“I had a long period chatting with the female students, just the week before you came, on how they can avoid early pregnancies but I didn’t say much because I am their teacher and was shy to say some of the words directly as you people just did”, said Jean Nyirenda.

Having a female teacher can be seen as a burden because people believe that female teachers are loquacious but it can be a blessing in disguise because that teacher can be a role model to female students.
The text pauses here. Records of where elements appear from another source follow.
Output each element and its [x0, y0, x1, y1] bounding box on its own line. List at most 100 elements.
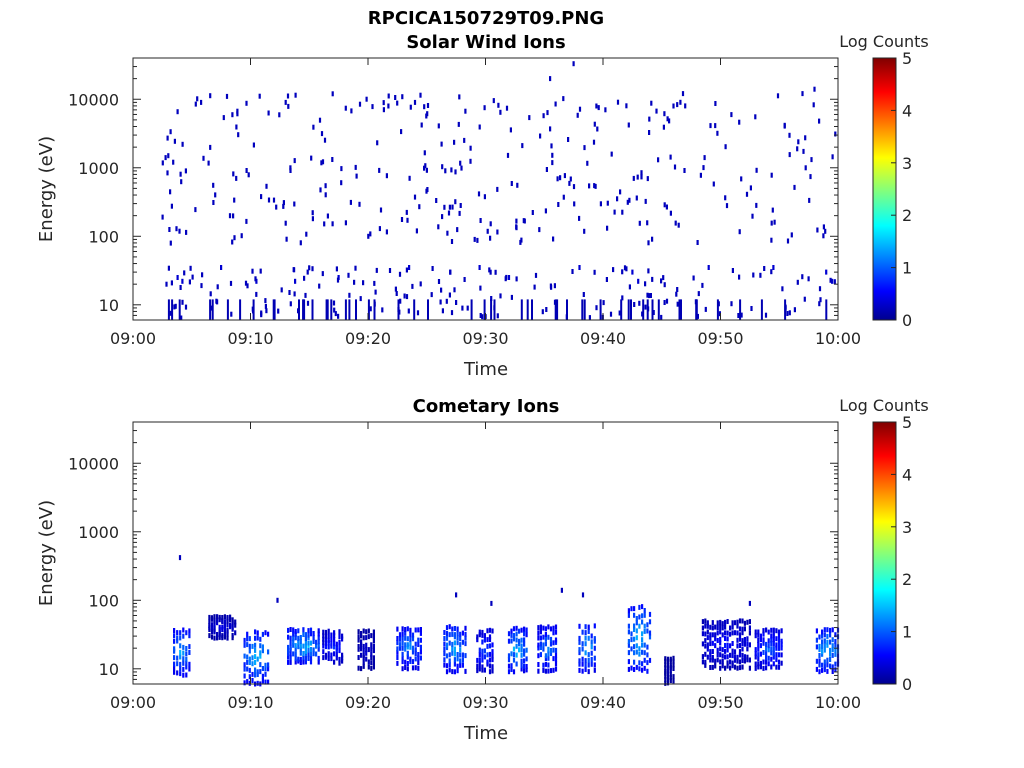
data-cell — [704, 643, 707, 649]
data-cell — [327, 644, 330, 650]
data-cell — [762, 665, 765, 671]
data-cell — [520, 637, 523, 643]
data-cell — [559, 175, 562, 181]
data-cell — [375, 267, 378, 273]
data-cell — [405, 267, 408, 273]
data-cell — [481, 648, 484, 654]
data-cell — [793, 184, 796, 190]
data-cell — [463, 277, 466, 282]
data-cell — [531, 210, 534, 215]
data-cell — [651, 236, 654, 242]
data-cell — [641, 637, 644, 643]
data-cell — [510, 632, 513, 638]
data-cell — [294, 631, 297, 637]
data-cell — [443, 630, 446, 635]
data-cell — [770, 237, 773, 243]
data-cell — [490, 296, 493, 301]
data-cell — [481, 657, 484, 663]
data-cell — [173, 655, 176, 661]
data-cell — [683, 168, 686, 173]
data-cell — [724, 648, 727, 654]
data-cell — [417, 665, 420, 671]
data-cell — [650, 100, 653, 106]
data-cell — [772, 265, 775, 270]
data-cell — [630, 637, 633, 643]
data-cell — [188, 666, 191, 672]
data-cell — [663, 111, 666, 117]
data-cell — [317, 646, 320, 652]
data-cell — [261, 644, 264, 650]
data-cell — [644, 198, 647, 204]
data-cell — [539, 641, 542, 647]
data-cell — [451, 204, 454, 210]
data-cell — [407, 308, 410, 314]
data-cell — [643, 628, 646, 634]
data-cell — [481, 664, 484, 670]
data-cell — [327, 638, 330, 643]
data-cell — [772, 651, 775, 657]
y-tick-label: 1000 — [78, 523, 119, 542]
data-cell — [651, 299, 654, 320]
data-cell — [338, 656, 341, 662]
spectrogram-data — [161, 61, 837, 321]
data-cell — [404, 627, 407, 632]
data-cell — [486, 628, 489, 634]
data-cell — [478, 629, 481, 635]
data-cell — [515, 224, 518, 230]
data-cell — [537, 645, 540, 651]
data-cell — [632, 175, 635, 181]
data-cell — [754, 629, 757, 635]
data-cell — [405, 209, 408, 215]
data-cell — [581, 641, 584, 647]
data-cell — [357, 629, 360, 635]
data-cell — [594, 183, 597, 189]
data-cell — [357, 644, 360, 649]
data-cell — [757, 656, 760, 662]
data-cell — [587, 624, 590, 630]
data-cell — [767, 638, 770, 644]
data-cell — [757, 664, 760, 670]
data-cell — [627, 650, 630, 656]
data-cell — [223, 634, 226, 640]
data-cell — [272, 197, 276, 203]
data-cell — [454, 169, 457, 175]
data-cell — [672, 658, 675, 664]
data-cell — [259, 268, 262, 274]
data-cell — [210, 622, 214, 628]
data-cell — [515, 661, 518, 667]
data-cell — [469, 145, 472, 151]
data-cell — [767, 643, 770, 649]
data-cell — [777, 641, 781, 646]
data-cell — [294, 651, 297, 657]
data-cell — [264, 303, 267, 309]
data-cell — [829, 663, 832, 669]
data-cell — [729, 625, 732, 631]
data-cell — [520, 647, 523, 653]
data-cell — [365, 656, 368, 662]
data-cell — [721, 625, 724, 631]
data-cell — [582, 292, 585, 297]
colorbar-tick-label: 2 — [902, 570, 912, 589]
data-cell — [765, 627, 768, 633]
data-cell — [510, 663, 513, 669]
data-cell — [476, 634, 479, 640]
data-cell — [754, 633, 757, 639]
data-cell — [184, 304, 188, 310]
data-cell — [437, 279, 441, 284]
data-cell — [537, 642, 540, 648]
data-cell — [823, 667, 826, 673]
data-cell — [739, 299, 742, 320]
data-cell — [504, 276, 507, 282]
data-cell — [333, 637, 336, 642]
data-cell — [464, 641, 467, 647]
data-cell — [499, 109, 502, 115]
data-cell — [165, 281, 168, 287]
data-cell — [359, 296, 362, 302]
data-cell — [455, 300, 458, 305]
data-cell — [613, 209, 616, 215]
data-cell — [372, 638, 375, 644]
data-cell — [175, 226, 178, 232]
data-cell — [307, 640, 310, 646]
data-cell — [264, 666, 267, 672]
data-cell — [741, 641, 744, 646]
This is the case with Mphongo Community Day Secondary School (CDSS), in Mzimba, where female students do not value the presence of their only female Deputy Head Teacher.

According to Jean Nyirenda, the only female teacher and, if that is not enough, the Deputy Head Teacher at Mphongo Community Day Secondary School, the presentations done by Progressio ICS Team Umoza at her school has made her work very simple.

Jean was quick to say that most of the times students fail to go further with education at Mphongo community because of their cultural beliefs, some just end up becoming pregnant because of peer pressure and a lack of information about sex.

“I have tried several times to help students at this school. I once involved a Social Welfare Officer to help me rescue some girls from early marriages, but it seems all my efforts proved futile because these girls went back to their husbands”, she said, adding that people at Mphongo value cows more than children with a bright future.

To verify this entire story one does not need to stay at Mphongo for decades, just a day gave me a summary of what makes Mphongo girls lag behind. 

Sexual freedom at Mphongo is a non-existent topic. Male students would whisper saying, “If a girl says yes to a relationship this means she has said yes to everything, no need of asking her consent on whether to have sex or not”. Girls would not say anything, just a smile.

Sarah Shaba, a Form Three student at this school, does not hide that she has never heard about sexual rights. She believes that as a girl (probably a wife to be) she must always be submissive to her boyfriend.

Sarah echoed Jean’s words that some are pressurised by either parents or friends while others just do that because of lack of information on sexual issues. 

When asked what she could do if her boyfriend forced her into sex, she smilingly says “before you came to teach us about our rights I would be quiet and life would have continued but, as of now, I would go to my teacher, social welfare or police, and report the incident’’.

One could wonder that students at this level lack information on issues relating to sex, but upon the Progressio ICS volunteers’ mention of the ways of avoiding HIV transmission and early pregnancies, students laughed their lungs out at a mention of ways to use a condom, but the silence died down when they heard that 88% of HIV in Malawi is transmitted through unprotected sex. I predicted that they started getting the whole issue of why they should say no to unprotected sex and why they should not be pressurised by their friends to do what they do not want to do.